Correspondence to: Valentina Medici, MD, Division of Gastroenterology and Hepatology, Department of Internal Medicine, University of California Davis Medical Center, 4150 V Street, Suite 3500, Sacramento, CA 95817, United States. valentina.medici@ucdmc.ucdavis.edu
Telephone: +1-916-7343751 Fax: +1-916-7347908
Received: November 25, 2009 Revised: December 29, 2009 Accepted: January 5, 2010 Published online: March 28, 2010
Abstract
AIM: To investigate the progression of hepatic histopathology in serial liver biopsies from Wilson disease (WD) patients.
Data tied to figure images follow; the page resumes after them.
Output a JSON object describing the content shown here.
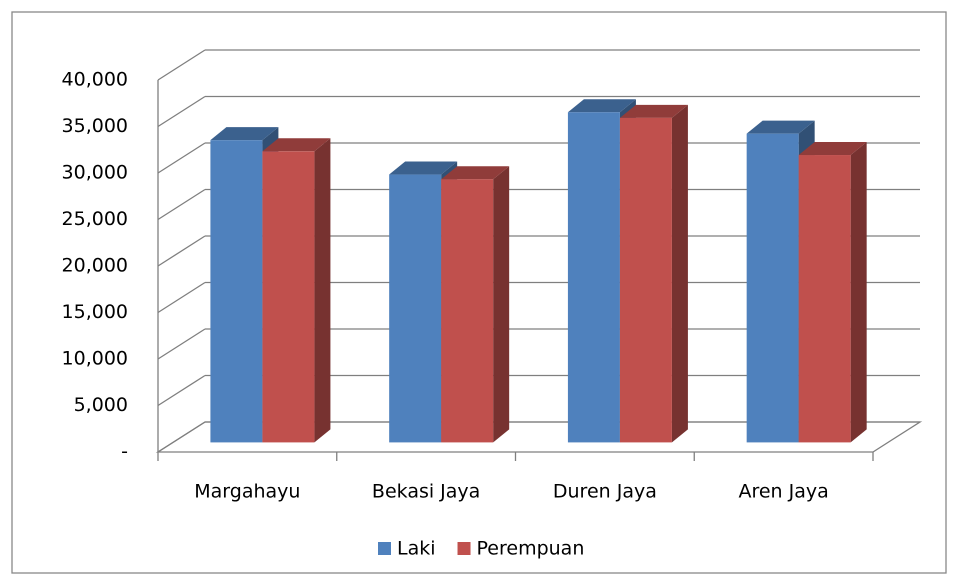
{
  "chart_data": {
    "type": "bar3d",
    "categories": [
      "Margahayu",
      "Bekasi Jaya",
      "Duren Jaya",
      "Aren Jaya"
    ],
    "series": [
      {
        "name": "Laki",
        "color": "#4f81bd",
        "values": [
          32500,
          28800,
          35500,
          33200
        ]
      },
      {
        "name": "Perempuan",
        "color": "#c0504d",
        "values": [
          31300,
          28300,
          34900,
          30900
        ]
      }
    ],
    "ylim": [
      0,
      40000
    ],
    "yticks": [
      {
        "value": 0,
        "label": "-"
      },
      {
        "value": 5000,
        "label": "5,000"
      },
      {
        "value": 10000,
        "label": "10,000"
      },
      {
        "value": 15000,
        "label": "15,000"
      },
      {
        "value": 20000,
        "label": "20,000"
      },
      {
        "value": 25000,
        "label": "25,000"
      },
      {
        "value": 30000,
        "label": "30,000"
      },
      {
        "value": 35000,
        "label": "35,000"
      },
      {
        "value": 40000,
        "label": "40,000"
      }
    ],
    "grid": true,
    "legend": "bottom"
  }
}
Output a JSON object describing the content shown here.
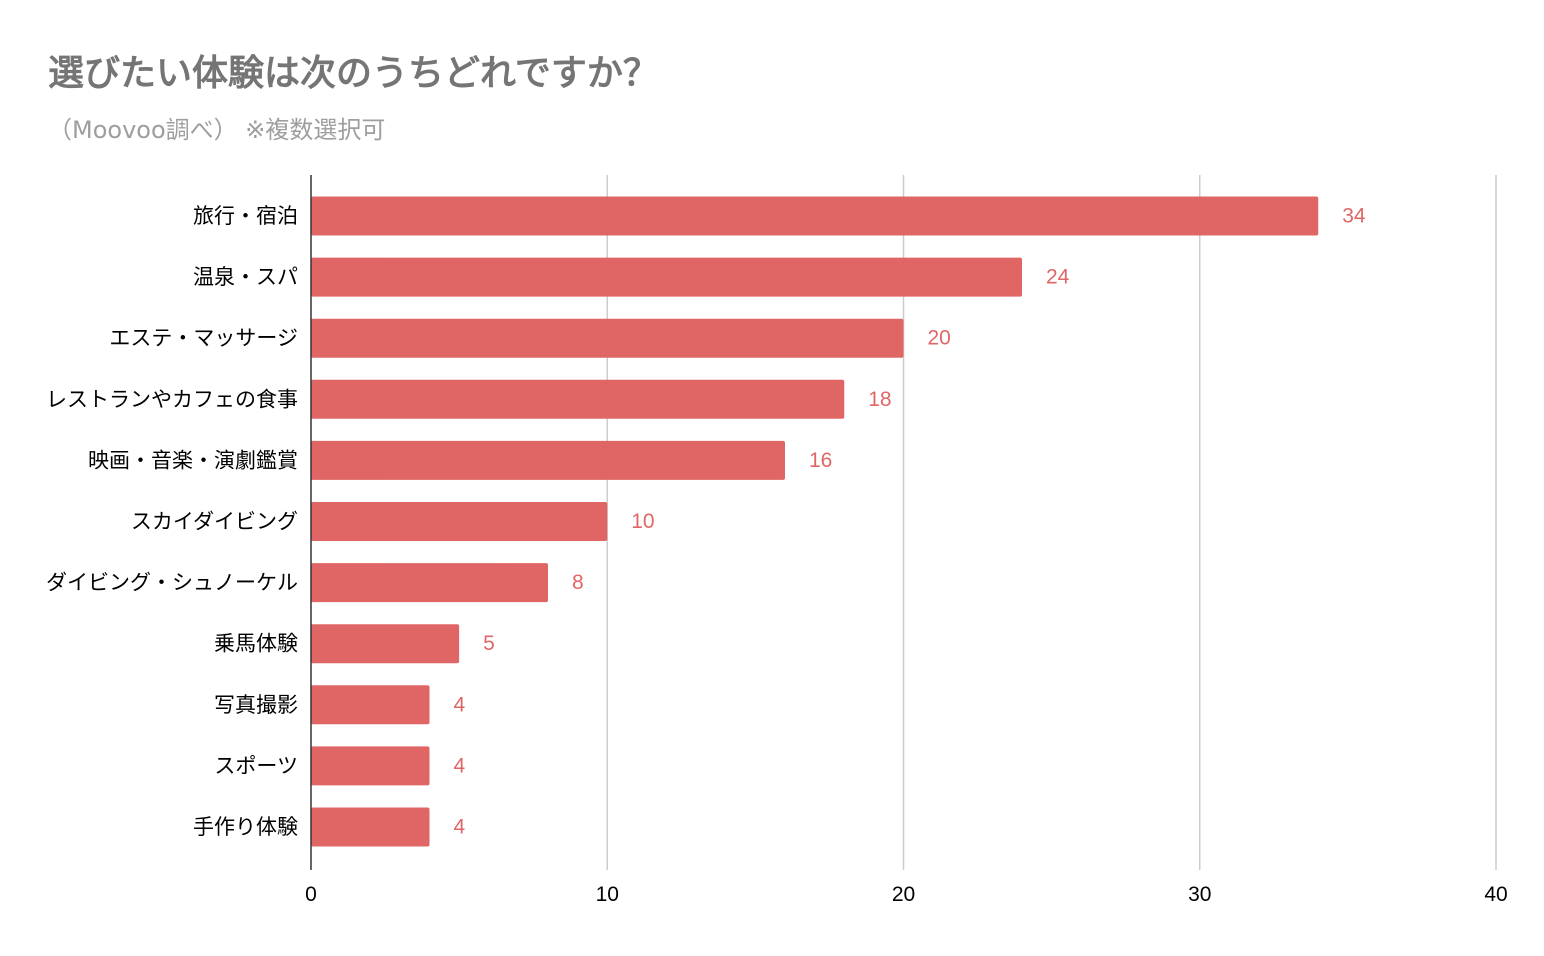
{
  "chart_data": {
    "type": "bar",
    "orientation": "horizontal",
    "title": "選びたい体験は次のうちどれですか？",
    "subtitle": "（Moovoo調べ） ※複数選択可",
    "categories": [
      "旅行・宿泊",
      "温泉・スパ",
      "エステ・マッサージ",
      "レストランやカフェの食事",
      "映画・音楽・演劇鑑賞",
      "スカイダイビング",
      "ダイビング・シュノーケル",
      "乗馬体験",
      "写真撮影",
      "スポーツ",
      "手作り体験"
    ],
    "values": [
      34,
      24,
      20,
      18,
      16,
      10,
      8,
      5,
      4,
      4,
      4
    ],
    "xlim": [
      0,
      40
    ],
    "xticks": [
      0,
      10,
      20,
      30,
      40
    ],
    "grid": true,
    "bar_color": "#e06666",
    "label_color": "#e06666",
    "grid_color": "#cccccc"
  }
}
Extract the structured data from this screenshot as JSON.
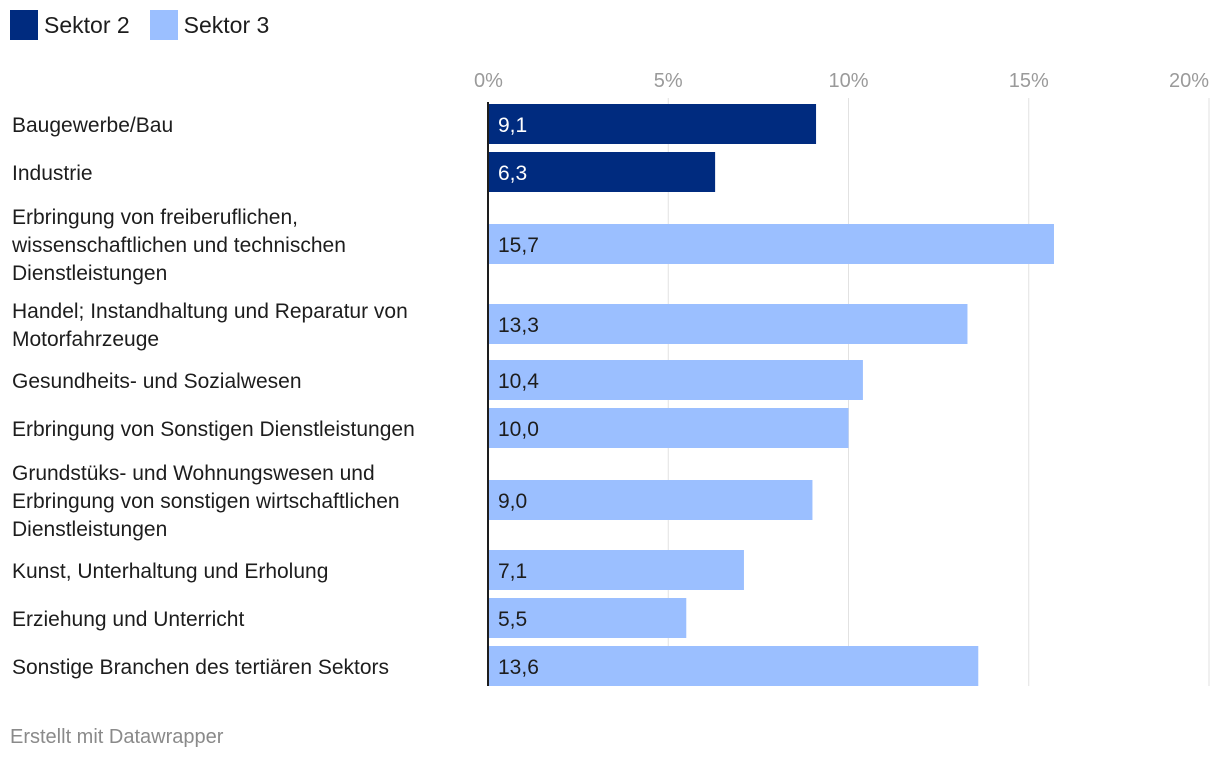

METHODS: We report a group of 12 WD patients treated with zinc and/or penicillamine who underwent multiple follow-up liver biopsies. Demographic, clinical and laboratory data were gathered and all patients underwent an initial biopsy and at least one repeat biopsy.
RESULTS: Time to repeat biopsy ranged from 2 to 12 years. Six patients (non-progressors) showed stable hepatic histology or improvement. In one case, we observed improvement of fibrosis from stage 2 to 0. Six patients (progressors) had worsening of fibrosis. There was no significant correlation between the histological findings and serum aminotransferases or copper metabolism parameters. The hepatic copper concentration reached normal levels in only two patients: one from the non-progressors and one from the progressors group. The estimated rate of progression of hepatic fibrosis in the entire group was 0 units per year in the time frame between the first and the second liver biopsy (4 years), and 0.25 between the second and the third (3 years). In the progressors group, the rate of progression of liver fibrosis was estimated at 0.11 fibrosis units per year between the first and second biopsy and, 0.6 fibrosis units between the second and third biopsy.
CONCLUSION: The inability of clinical tools to detect fibrosis progression in WD suggests that a liver biopsy with hepatic copper quantification every 3 years should be considered.